Selon Aminata Touré, toute cette trahison n'a qu'une explication: "mon opposition à ce troisième mandat impossible juridiquement et impossible politiquement", martèle l'ancienne Première ministre. Aminata Touré est d’ailleurs formelle. Si elle n'est pas présidente de l'Assemblée nationale, c'est à cause de divergences avec Macky Sall à propos du 3e mandat. Aminata Touré ne demande dès lors qu’une seule chose à Macky Sall, de tout faire pour sortir par la grande porte car fait-elle remarquer : "Macky Sall quittera la tête du pays dans 15 mois".
Aussitôt sortie, aussitôt lynchée. Il semblerait d’ailleurs que le peuple de Benno Book Yaakaar qui savait déjà ce qu’elle allait dire. C’était évidemment prévisible après les premières salves lancées après l’installation de la 14ème législature. Elle a été traitée de lâche avant de se voir demander de lâcher son mandat. Bref, l’on commence à s’habituer aux propos acerbes et violents.
Le gouvernement qui se trompe de combat
Toujours est-il que Macky Sall ne compte pas du tout lâcher le pouvoir, ni abdiquer tout suite sur la question du 3ème au regard des actes qu’il a eu à poser. C’est certainement dans ce sens qu’il faut placer ce slogan « gouvernement de combat » lancé lors de la formation du nouveau gouvernement.
Un gouvernement offensif et de riposte avec l’arrivée de 8 jeunes, avec certains d’entre eux qui signent leur retour puisqu’ils étaient déjà là. L’on a bien compris qu’ils reprennent du service pour avoir laissé le terrain de l’affrontement désert. Mame Mbaye Niang, ou encore Abdou Karim Fofana. L’on attendait pourtant, comme l’a si bien souligné l’économiste spécialisé en intelligence économique, Amath Soumaré au « Jury du Dimanche » du 25 septembre, des techniciens. Surtout dans le contexte d’une économie gangrenée par un niveau d’endettement de 75,6 % du Produit intérieur brut au mois d’Août dépassant largement les critères de convergence de l’Uemoa qui les limitent à 70% et un niveau d’inflation à 2 chiffres de 11,3%. C’est en effet là, selon lui, le vrai combat car celui-ci prône une connexion entre l’économie, les finances et le commerce. Pour ne citer que ces 3 secteurs, sans toutefois oublier les autres domaines tels que l’agriculture, l’industrie et la question de la monnaie avec un Franc CFA arrimé au dollar et qui se déprécie chaque jour. Il faut à son avis une monnaie nationale.
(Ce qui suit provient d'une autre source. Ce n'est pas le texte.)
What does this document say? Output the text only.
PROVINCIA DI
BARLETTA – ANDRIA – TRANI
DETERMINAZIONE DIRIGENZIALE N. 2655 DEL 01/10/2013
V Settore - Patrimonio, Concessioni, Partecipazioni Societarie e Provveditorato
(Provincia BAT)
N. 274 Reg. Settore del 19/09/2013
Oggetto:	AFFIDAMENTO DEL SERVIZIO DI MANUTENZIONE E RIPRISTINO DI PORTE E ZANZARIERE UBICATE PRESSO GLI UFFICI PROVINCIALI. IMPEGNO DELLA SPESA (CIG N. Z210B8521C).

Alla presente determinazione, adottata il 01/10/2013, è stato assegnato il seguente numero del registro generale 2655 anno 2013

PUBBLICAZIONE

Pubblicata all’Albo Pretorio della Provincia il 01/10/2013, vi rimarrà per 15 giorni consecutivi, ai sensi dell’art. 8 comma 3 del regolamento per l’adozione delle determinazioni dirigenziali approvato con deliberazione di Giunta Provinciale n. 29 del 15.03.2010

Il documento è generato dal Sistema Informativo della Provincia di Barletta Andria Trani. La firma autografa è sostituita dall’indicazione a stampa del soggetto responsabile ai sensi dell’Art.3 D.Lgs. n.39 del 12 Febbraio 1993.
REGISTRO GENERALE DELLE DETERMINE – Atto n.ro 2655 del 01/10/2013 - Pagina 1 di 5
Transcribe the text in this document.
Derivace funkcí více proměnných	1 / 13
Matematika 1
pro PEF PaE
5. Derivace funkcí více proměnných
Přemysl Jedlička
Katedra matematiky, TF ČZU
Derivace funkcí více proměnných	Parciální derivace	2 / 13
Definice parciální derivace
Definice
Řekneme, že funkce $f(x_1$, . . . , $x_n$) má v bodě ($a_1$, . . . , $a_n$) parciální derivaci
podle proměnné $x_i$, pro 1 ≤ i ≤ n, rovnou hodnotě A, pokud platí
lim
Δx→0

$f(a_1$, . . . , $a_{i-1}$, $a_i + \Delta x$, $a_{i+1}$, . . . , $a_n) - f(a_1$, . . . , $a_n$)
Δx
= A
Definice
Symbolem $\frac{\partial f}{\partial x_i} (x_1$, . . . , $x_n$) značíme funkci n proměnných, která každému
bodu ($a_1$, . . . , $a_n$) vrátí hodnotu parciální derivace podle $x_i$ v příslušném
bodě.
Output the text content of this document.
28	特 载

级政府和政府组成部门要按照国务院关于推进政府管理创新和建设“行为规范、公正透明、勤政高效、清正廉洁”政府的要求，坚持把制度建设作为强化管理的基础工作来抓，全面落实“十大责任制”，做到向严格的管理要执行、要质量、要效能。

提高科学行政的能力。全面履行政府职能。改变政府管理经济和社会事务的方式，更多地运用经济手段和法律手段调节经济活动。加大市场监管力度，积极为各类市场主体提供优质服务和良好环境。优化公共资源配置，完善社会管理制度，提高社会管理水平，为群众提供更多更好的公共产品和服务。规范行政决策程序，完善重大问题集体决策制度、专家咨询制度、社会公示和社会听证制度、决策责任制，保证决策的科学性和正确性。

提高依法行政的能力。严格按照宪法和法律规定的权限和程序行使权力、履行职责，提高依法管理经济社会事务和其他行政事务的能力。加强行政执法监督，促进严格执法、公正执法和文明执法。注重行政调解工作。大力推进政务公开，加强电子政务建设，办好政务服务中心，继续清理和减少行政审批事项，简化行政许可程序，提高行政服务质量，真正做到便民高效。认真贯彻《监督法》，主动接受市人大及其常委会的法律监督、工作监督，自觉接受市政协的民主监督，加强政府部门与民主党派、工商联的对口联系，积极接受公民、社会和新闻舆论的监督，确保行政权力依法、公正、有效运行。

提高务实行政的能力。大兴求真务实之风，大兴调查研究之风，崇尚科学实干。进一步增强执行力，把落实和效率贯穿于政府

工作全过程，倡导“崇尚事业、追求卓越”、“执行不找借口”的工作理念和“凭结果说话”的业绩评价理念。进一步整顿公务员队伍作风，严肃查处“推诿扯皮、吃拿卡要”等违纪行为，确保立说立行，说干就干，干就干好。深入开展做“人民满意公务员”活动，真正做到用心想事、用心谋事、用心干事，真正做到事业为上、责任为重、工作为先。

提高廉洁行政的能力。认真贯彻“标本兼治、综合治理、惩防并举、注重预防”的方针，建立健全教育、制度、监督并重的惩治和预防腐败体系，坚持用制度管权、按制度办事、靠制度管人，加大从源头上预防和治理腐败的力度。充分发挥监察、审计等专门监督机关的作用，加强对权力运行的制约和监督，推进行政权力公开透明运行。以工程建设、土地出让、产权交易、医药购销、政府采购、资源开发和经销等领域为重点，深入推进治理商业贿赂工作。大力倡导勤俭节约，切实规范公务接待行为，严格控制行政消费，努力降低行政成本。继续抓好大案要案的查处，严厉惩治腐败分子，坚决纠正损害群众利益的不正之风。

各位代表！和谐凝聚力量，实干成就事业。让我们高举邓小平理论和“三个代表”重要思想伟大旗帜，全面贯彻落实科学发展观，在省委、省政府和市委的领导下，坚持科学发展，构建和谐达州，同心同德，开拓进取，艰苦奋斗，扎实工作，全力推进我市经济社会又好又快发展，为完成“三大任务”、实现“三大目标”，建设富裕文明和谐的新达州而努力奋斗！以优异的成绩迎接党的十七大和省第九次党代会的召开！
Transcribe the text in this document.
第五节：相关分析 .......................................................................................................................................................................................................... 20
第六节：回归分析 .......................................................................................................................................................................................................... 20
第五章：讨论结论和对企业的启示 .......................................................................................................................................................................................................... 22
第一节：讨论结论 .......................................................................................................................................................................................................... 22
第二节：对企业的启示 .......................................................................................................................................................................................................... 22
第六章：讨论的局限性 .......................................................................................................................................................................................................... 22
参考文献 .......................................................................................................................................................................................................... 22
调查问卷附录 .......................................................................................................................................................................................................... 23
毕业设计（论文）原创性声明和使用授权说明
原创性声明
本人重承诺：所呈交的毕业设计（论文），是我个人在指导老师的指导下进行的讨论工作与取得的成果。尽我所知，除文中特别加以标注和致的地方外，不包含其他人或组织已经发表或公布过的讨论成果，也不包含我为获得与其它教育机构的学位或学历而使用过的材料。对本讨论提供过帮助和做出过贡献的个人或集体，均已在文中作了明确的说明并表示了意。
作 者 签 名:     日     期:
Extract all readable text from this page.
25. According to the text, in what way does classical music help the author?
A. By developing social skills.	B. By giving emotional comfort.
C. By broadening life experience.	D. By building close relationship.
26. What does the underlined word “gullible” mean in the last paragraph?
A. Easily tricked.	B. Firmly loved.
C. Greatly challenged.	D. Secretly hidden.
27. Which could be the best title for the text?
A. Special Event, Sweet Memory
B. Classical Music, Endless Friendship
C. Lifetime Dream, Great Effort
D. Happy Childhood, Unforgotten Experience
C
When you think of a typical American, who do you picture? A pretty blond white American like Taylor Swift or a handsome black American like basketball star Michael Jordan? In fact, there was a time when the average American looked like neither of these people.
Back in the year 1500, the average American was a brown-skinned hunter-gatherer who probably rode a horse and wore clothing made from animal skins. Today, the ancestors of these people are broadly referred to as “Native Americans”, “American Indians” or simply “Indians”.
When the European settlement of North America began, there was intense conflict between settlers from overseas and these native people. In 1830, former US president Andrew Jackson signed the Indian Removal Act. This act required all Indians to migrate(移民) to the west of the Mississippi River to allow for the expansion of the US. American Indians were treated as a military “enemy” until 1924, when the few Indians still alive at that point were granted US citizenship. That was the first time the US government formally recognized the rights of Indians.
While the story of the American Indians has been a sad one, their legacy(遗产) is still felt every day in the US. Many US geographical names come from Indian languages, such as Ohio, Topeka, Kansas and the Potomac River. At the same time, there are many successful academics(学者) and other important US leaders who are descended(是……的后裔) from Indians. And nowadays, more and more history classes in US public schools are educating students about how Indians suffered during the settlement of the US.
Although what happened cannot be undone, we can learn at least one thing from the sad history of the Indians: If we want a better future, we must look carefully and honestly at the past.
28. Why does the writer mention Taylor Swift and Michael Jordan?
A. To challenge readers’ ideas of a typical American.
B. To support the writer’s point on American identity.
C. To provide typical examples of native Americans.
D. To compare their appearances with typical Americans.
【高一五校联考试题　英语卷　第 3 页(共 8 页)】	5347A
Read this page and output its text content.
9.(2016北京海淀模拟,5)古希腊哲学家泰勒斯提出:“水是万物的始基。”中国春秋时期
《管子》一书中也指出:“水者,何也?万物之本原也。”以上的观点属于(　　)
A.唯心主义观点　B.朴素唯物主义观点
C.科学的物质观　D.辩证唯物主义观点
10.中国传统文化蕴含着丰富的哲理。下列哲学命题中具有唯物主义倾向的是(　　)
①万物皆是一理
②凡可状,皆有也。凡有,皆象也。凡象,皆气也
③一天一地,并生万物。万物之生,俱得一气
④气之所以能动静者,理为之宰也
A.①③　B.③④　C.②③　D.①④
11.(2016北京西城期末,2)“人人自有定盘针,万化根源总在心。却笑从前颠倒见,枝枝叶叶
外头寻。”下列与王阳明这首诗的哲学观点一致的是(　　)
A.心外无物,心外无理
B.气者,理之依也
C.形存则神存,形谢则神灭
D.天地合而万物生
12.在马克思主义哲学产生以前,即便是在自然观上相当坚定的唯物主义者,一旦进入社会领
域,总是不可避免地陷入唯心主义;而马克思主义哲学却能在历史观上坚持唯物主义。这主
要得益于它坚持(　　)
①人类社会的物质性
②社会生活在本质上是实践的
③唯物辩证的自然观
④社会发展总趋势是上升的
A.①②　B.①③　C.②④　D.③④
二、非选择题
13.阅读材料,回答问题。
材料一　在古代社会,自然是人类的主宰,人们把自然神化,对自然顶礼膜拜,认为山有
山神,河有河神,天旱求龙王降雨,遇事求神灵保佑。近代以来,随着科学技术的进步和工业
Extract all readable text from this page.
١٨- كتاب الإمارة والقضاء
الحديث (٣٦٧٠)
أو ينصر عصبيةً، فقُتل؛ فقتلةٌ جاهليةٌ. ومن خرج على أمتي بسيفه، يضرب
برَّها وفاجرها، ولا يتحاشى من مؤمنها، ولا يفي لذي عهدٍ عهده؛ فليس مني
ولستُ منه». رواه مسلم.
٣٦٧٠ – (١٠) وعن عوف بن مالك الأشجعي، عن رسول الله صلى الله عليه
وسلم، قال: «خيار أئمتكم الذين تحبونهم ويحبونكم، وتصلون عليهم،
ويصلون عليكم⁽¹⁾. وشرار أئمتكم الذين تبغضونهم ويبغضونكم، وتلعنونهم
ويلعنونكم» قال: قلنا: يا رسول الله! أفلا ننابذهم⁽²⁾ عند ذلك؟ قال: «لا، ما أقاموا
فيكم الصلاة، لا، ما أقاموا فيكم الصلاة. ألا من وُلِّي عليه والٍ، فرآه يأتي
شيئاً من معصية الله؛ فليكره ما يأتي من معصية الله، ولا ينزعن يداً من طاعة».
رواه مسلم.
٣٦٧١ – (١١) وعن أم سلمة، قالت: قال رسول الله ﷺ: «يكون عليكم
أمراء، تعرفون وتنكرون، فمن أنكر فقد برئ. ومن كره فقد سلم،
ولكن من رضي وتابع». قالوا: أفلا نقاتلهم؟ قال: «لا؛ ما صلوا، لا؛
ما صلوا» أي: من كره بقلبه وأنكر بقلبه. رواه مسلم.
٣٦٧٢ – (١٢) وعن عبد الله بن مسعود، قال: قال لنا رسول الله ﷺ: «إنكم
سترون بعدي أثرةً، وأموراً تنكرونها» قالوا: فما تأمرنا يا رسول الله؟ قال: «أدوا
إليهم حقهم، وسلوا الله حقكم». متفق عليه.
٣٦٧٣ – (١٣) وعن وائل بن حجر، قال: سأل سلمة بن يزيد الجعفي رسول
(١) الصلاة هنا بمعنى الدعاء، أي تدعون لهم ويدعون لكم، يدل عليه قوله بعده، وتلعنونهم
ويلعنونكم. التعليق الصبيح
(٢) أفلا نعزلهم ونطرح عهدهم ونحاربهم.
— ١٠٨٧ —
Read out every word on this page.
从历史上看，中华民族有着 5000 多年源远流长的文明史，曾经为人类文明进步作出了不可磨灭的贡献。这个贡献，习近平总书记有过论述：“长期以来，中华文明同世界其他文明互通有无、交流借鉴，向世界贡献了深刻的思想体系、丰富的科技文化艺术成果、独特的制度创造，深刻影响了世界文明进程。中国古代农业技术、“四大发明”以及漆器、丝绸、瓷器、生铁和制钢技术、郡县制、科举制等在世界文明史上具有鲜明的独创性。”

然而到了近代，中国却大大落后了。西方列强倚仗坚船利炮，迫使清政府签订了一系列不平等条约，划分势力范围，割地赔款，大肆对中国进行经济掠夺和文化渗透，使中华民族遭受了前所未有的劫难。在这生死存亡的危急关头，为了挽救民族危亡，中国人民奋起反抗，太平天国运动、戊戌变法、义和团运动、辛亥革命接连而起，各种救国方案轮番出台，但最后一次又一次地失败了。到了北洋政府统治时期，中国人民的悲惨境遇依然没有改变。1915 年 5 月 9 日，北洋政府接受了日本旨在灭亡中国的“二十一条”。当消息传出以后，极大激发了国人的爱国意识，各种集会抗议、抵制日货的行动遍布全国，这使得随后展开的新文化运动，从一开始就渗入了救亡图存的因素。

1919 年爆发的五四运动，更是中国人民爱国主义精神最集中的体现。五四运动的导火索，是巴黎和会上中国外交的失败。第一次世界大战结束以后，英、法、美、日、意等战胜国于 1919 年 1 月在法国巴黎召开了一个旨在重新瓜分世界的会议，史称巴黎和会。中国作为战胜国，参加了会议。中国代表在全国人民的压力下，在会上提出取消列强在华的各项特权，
Soumaré se pose même la question de l’opportunité du combat, ce d’autant plus qu’il ne souscrit pas à un 3ème mandat de Macky Sall. « Je ne pense pas au 3e mandat au Sénégal parce qu’il ne peut pas y avoir de 3e mandat ici. Non seulement le président Sall a eu à le combattre et il sait que c'est un 3e mandat. Parce qu’il a suivi ce problème avec le président Wade. Il a dit qu’il n’y aura pas de 3e mandat et il l’a écrit dans son livre », a souligné l’invité du Jdd. Celui-ci trouve d’ailleurs normale la déclaration du président du Nigéria, Muhammadu Buhari sur le troisième mandat en Afrique. Estimant que « les coups d’Etat il y en avait plus, maintenant ça recommence. Et les gens doivent comprendre qu’ils n’ont pas la capacité seule. Il y a plusieurs citoyens qui ont la capacité de diriger ce pays. Le problème qui se pose, c’est qu’ils comprennent qu’il ne faut pas que le pouvoir les rende fou » L’économiste ne manque pas de faire remarquer : « Il faut être humble. Si Dieu t’a choisi pour te mettre quelque part ce n’est pas parce que tu es le meilleur. Tu ne peux pas connaître la transversalité du développement. Dans le développement, il y a 150 mille pans. Peut-être que vous avez une seule vision ».
Elle n’a décidément pas la cote le 3ème mandat ! Comme ses moqueries d’Abdoulaye Maïga contre les 3 mandats de Ouattara, lors de l'avant-dernière journée de la 77e Assemblée générale des Nations unies et qui s’y est rendu en force avec une délégation et une trentaine de manifestants hostiles à la France et la Côte d’Ivoire.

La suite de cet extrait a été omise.